Butterfly reduction with XOR pattern

Scan reduction with shift pattern

The shuffle optimisations we have been talking about certainly help with reductions and scans, since they are made of shuffles. But we may miss some opportunities to optimise if we only look at each step in isolation. This is because some sequences have individual shuffles that cannot be done by any of the more specialised hardware instructions, only bpermute. In the second sequence above, the shifts cannot be lowered to DPP. But if we know the overall result is a reduction, we can generate a completely different sequence of shuffles – where each one can be lowered to an efficient hardware instruction – whose overall effect is the same.

So we made the SCALE compiler even smarter: it can now recognise the shape of reductions or scans. Regardless of how the user writes the reduction, the compiler will know what they're trying to do and generate the optimal sequence of machine instructions.

Conclusion

By optimizing one of the most commonly used instructions in real CUDA code, SCALE can significantly improve performance of existing CUDA code. We are (to our knowledge) the only compiler that uses DPP operations on AMD GPUs. Upstream LLVM is aware of these instructions, but does not ever generate them!

This topic on shuffles is just one data point of a larger pattern we've observed: AMD GPUs are not constrained by the hardware, but the software. Hence our philosophy at Spectral: you can do amazing things with compilers. AMD's hardware is great and has the ability to achieve high throughput, but the bottleneck is the software.

The original developers of CUDA realised the importance of software nearly two decades ago, and the importance of developing software that is able to fully leverage the underlying silicon.

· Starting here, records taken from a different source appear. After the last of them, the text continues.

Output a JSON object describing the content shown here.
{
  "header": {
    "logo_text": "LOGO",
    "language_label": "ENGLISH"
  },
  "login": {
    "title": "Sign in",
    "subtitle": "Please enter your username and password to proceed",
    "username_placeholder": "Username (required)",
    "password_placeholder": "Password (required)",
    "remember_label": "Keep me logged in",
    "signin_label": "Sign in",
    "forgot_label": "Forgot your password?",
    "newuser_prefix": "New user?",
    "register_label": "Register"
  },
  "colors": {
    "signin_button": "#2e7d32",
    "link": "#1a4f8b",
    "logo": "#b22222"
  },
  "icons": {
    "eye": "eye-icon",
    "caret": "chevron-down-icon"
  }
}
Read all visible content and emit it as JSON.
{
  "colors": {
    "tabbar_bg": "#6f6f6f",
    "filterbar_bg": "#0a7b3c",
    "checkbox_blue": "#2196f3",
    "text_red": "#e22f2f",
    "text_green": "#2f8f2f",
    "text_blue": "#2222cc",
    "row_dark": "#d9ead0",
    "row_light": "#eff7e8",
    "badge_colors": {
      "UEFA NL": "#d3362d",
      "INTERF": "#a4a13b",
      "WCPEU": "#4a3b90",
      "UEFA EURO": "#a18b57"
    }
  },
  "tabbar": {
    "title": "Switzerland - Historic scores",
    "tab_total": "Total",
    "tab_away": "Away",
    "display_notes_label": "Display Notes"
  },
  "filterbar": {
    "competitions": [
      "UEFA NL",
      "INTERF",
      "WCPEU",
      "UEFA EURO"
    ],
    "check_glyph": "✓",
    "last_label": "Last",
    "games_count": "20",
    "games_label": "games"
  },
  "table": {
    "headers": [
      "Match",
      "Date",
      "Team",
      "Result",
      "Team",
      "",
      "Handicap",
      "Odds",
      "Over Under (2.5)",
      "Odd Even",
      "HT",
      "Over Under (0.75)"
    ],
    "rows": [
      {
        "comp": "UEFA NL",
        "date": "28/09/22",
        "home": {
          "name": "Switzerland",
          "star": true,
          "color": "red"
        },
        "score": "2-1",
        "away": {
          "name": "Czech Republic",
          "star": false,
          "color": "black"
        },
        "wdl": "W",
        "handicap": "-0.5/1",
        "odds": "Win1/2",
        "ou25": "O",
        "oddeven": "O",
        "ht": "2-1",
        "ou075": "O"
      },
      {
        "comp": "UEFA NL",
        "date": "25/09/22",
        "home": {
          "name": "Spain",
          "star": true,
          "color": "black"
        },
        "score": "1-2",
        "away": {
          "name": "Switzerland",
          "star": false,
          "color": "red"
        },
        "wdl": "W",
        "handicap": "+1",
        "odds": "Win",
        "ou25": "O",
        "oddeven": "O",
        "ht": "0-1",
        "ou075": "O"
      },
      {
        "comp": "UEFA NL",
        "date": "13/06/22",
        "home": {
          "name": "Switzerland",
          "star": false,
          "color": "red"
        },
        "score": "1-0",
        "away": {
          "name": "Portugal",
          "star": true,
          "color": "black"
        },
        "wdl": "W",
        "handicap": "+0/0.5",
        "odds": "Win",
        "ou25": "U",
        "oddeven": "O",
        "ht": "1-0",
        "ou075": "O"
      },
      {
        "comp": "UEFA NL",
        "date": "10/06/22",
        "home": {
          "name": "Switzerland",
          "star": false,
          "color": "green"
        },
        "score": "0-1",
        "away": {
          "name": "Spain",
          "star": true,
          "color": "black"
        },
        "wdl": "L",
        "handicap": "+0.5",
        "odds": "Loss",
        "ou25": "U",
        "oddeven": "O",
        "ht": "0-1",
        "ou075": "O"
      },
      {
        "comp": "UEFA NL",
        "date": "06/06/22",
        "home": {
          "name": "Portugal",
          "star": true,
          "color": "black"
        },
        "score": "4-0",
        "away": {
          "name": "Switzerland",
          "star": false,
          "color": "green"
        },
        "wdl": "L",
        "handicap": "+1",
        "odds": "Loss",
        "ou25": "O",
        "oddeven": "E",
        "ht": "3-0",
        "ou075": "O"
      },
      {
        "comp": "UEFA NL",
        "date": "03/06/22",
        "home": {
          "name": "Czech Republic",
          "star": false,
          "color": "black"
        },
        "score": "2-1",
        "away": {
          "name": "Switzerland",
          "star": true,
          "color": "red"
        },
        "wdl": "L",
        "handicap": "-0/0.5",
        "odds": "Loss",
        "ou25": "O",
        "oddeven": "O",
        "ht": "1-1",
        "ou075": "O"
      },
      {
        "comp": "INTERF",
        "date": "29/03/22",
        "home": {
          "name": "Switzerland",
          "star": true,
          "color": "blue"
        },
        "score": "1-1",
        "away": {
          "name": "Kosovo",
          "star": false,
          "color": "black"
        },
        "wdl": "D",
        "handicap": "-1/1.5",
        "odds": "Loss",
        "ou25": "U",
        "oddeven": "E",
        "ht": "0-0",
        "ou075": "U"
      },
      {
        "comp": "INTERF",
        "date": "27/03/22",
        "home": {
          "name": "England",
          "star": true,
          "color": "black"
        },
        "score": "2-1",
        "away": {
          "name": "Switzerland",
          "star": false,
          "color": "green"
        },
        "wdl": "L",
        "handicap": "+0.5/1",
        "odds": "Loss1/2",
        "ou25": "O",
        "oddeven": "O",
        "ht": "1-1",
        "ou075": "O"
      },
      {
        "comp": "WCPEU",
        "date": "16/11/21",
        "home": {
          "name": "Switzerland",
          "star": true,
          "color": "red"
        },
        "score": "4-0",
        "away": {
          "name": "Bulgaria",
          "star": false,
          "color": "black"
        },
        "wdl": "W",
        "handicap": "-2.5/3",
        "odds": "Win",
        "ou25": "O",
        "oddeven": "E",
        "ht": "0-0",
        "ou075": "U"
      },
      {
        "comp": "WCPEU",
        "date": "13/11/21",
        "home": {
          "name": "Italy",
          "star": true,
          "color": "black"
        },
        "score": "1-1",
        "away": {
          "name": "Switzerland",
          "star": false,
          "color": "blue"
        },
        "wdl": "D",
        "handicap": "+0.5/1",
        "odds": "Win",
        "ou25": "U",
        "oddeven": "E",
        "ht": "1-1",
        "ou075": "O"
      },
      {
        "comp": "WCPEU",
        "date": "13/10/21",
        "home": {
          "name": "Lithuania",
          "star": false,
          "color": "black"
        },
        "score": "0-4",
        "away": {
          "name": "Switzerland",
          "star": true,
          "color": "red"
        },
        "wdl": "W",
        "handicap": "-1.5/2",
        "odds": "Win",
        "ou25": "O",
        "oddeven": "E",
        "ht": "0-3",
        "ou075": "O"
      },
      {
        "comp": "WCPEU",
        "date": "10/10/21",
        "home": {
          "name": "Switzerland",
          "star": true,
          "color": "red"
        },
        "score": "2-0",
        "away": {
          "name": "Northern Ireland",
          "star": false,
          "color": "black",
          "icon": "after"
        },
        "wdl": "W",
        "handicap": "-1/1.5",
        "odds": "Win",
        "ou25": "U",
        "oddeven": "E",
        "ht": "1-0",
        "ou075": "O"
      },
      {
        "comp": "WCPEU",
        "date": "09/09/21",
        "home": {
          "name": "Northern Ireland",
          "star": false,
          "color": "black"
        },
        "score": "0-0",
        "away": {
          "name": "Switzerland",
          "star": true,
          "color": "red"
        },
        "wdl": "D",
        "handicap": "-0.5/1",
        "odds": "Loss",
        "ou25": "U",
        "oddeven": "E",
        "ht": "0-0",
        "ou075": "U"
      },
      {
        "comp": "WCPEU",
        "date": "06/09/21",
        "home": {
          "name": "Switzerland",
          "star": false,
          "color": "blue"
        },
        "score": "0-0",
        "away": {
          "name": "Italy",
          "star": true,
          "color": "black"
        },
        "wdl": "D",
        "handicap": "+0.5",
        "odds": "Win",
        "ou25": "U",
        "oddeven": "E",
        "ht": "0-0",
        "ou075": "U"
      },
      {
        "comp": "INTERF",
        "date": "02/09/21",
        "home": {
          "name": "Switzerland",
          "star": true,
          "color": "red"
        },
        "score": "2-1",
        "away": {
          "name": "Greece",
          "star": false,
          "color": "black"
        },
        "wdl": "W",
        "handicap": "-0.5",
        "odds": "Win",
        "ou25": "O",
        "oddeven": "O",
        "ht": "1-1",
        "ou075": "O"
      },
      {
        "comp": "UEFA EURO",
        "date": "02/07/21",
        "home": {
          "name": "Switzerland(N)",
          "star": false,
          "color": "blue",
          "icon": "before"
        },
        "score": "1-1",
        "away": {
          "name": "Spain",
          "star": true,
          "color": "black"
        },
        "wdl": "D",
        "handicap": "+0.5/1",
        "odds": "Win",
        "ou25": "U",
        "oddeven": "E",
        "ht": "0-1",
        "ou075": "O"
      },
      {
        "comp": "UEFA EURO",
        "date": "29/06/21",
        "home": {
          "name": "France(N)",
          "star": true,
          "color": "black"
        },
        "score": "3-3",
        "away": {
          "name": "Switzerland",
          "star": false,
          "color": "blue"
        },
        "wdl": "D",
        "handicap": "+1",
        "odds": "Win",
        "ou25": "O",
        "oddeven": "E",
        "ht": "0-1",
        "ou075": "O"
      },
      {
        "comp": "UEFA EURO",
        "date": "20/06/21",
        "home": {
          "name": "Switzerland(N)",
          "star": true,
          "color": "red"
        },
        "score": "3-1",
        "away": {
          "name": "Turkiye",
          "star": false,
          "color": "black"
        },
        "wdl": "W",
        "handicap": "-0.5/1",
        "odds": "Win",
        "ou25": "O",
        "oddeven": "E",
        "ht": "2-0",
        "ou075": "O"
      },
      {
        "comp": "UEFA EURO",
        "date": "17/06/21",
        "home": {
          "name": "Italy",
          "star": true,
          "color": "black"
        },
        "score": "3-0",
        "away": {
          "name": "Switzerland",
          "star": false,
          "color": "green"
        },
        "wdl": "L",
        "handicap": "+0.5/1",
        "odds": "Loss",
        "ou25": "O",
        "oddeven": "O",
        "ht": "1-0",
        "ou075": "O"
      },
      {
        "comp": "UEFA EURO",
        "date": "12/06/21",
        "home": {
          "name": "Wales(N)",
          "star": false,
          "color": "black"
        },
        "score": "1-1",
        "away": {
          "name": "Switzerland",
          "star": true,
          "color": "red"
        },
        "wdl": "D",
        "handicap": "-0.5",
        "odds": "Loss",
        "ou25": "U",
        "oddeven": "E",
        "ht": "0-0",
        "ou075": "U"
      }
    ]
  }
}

This has led to the mature, user-friendly platform that we see in CUDA today. In contrast, until the release of SCALE, AMD GPUs have had so much underutilised potential.

While CPU compiler engineering is a mature field and optimisations have been deeply explored, GPU compiler work is still relatively new. SCALE is full of novel optimisations which (to our knowledge) are not found anywhere else.